Namun di sisi lain Pemilu 2019 memiliki peningkatan angka partisipasi pemilih yang cukup baik. Sebagaimana disampaikan oleh Komisi Pemilihan Umum (KPU) bahwa angka partisipasi pemilih pada Pemilu 2019 ini mencapai 81 persen atau mengalami peningkatan pemilih hingga 10 persen dibandingkan dengan Pemilu 2014 lalu. Hal tersebut tentunya cukup positif karena menandakan bahwa terjadi peningkatan kesadaran dalam partisipasi masyarakat sehingga kesadaran masyarakat dalam berdemokrasi dapat dinilai meningkat. Selain itu disiarkannya sidang sengketa Pemilu Presiden dan Wakil Presiden menjadi preseden yang cukup positif atas disediakannya ruang-ruang pengawasan publik bagi proses-proses Pemilu yang sedang berjalan.
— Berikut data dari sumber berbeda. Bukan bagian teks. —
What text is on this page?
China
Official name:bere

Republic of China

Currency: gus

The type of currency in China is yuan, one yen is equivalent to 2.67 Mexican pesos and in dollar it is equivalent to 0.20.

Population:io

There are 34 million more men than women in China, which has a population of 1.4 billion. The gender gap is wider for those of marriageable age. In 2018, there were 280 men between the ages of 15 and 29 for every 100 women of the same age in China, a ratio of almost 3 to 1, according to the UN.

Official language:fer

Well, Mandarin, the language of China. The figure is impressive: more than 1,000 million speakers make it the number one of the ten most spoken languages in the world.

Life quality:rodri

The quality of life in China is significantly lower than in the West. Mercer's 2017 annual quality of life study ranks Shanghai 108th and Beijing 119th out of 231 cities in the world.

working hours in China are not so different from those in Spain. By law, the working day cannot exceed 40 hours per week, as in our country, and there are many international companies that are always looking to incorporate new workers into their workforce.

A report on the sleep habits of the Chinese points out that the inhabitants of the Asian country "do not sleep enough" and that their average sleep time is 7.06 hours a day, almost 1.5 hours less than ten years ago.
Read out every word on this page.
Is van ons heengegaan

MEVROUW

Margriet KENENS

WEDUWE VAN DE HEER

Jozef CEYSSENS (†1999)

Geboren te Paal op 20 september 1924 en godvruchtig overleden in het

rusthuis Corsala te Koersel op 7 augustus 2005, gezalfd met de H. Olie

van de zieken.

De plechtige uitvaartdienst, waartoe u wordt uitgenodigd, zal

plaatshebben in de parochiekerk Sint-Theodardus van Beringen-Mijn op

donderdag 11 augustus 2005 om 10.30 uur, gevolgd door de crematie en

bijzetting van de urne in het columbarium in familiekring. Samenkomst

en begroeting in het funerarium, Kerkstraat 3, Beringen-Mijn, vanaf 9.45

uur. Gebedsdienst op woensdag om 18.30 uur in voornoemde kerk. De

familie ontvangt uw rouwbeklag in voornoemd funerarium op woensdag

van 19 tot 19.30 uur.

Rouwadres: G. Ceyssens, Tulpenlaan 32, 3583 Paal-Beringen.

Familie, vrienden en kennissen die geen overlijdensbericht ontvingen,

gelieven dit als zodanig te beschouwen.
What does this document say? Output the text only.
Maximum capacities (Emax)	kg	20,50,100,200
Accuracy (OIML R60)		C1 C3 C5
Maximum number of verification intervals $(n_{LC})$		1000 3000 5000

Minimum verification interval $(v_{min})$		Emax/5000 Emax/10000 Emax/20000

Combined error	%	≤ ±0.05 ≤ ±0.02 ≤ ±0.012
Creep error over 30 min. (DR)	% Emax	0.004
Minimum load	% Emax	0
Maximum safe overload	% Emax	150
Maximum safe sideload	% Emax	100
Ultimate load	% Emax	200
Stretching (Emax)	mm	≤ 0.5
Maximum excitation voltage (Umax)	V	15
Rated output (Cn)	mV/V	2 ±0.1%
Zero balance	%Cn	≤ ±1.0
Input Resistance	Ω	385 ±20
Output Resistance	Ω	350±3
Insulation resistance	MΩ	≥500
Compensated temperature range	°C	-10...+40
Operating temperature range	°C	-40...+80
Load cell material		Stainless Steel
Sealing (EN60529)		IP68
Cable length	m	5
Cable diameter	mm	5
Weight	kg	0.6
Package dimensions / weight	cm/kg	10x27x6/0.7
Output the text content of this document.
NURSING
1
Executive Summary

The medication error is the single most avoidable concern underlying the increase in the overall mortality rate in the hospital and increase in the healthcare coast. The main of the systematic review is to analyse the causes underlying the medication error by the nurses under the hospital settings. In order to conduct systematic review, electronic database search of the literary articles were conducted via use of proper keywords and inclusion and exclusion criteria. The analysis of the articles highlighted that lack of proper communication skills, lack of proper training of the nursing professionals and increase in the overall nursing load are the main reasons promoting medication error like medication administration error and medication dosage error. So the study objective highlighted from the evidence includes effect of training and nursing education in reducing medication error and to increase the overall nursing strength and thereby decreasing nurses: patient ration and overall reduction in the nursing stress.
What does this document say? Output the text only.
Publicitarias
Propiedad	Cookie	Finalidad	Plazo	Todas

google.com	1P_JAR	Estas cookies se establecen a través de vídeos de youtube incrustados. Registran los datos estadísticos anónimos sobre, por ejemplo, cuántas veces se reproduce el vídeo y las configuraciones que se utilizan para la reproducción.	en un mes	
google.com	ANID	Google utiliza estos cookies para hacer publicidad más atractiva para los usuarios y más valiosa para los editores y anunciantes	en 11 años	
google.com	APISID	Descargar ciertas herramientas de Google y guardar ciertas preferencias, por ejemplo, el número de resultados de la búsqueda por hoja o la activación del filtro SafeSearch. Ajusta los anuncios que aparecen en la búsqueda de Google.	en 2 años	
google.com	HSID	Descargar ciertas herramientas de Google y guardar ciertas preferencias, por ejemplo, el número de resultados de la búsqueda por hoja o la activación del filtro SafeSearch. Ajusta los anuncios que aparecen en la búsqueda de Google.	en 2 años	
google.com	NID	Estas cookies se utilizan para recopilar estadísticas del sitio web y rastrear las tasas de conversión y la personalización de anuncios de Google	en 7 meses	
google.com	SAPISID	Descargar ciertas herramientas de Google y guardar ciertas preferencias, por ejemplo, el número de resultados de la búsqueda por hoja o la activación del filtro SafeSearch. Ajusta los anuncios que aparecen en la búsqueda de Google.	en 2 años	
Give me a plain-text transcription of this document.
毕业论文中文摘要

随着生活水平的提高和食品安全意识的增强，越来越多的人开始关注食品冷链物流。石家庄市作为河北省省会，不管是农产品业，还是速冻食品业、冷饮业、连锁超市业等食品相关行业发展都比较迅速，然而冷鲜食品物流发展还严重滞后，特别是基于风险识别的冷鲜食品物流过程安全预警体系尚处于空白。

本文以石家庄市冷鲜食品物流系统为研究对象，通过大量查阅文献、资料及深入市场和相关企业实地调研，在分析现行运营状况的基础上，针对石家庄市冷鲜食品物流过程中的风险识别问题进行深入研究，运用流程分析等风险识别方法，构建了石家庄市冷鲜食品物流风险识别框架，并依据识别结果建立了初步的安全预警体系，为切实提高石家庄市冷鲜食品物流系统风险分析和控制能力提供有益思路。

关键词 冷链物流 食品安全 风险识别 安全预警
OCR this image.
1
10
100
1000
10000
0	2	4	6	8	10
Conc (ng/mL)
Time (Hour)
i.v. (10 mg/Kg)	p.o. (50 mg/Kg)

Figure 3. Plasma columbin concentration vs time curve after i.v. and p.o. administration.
Adapun Pemilu 2019 ini memunculkan beberapa fenomena yang cukup berbeda dibandingkan dengan Pemilu sebelumnya. Hal pertama yang menguat adalah fragmentasi yang cukup dalam pada masyarakat. Proses Pemilu berjalan cukup panjang terutama masa kampanye yang meningkat cukup drastis dari Pemilu 2014 yang hanya berjalan kurang dari empat bulan,pada Pemilu 2019 ini menjadi delapan bulan. Lamanya proses tersebut secara tidak langsung ternyata menciptakan fragmentasi yang cukup dalam pada masyarakat. Selain itu fragmentasi yang terbentuk semakin parah dengan menguatnya berbagai isu keagamaan yang belakangan secara tajam menguat. Friksi-friksi yang terbentuk di masyarakat terutama terkait dengan isu keagamaan pada akhirnya memunculkan seakan-akan pilihan Pemilu adalah soal hitam atau putih, surga atau neraka. Padahal idealnya Pemilu adalah sebuah kontestasi visi, misi,gagasan, serta rekam jejak dan pengalaman yang ditawarkan kepada masyarakat sehingga hal-hal tersebut yang idealnya menjadi landasan bagi masyarakat dalam menentukan pilihan. Namun pada Pemilu 2019 ini hal-hal tersebut justru kurang nampak dan pada akhirnya sentimen lebih menjadi landasan dalam memilih dibandingkan dengan visi, misi, rekam jejak, ataupun gagasan. Maka penulis menilai penggunaan sentimen sebagai landasan dalam memilih sangatlah tidak ideal.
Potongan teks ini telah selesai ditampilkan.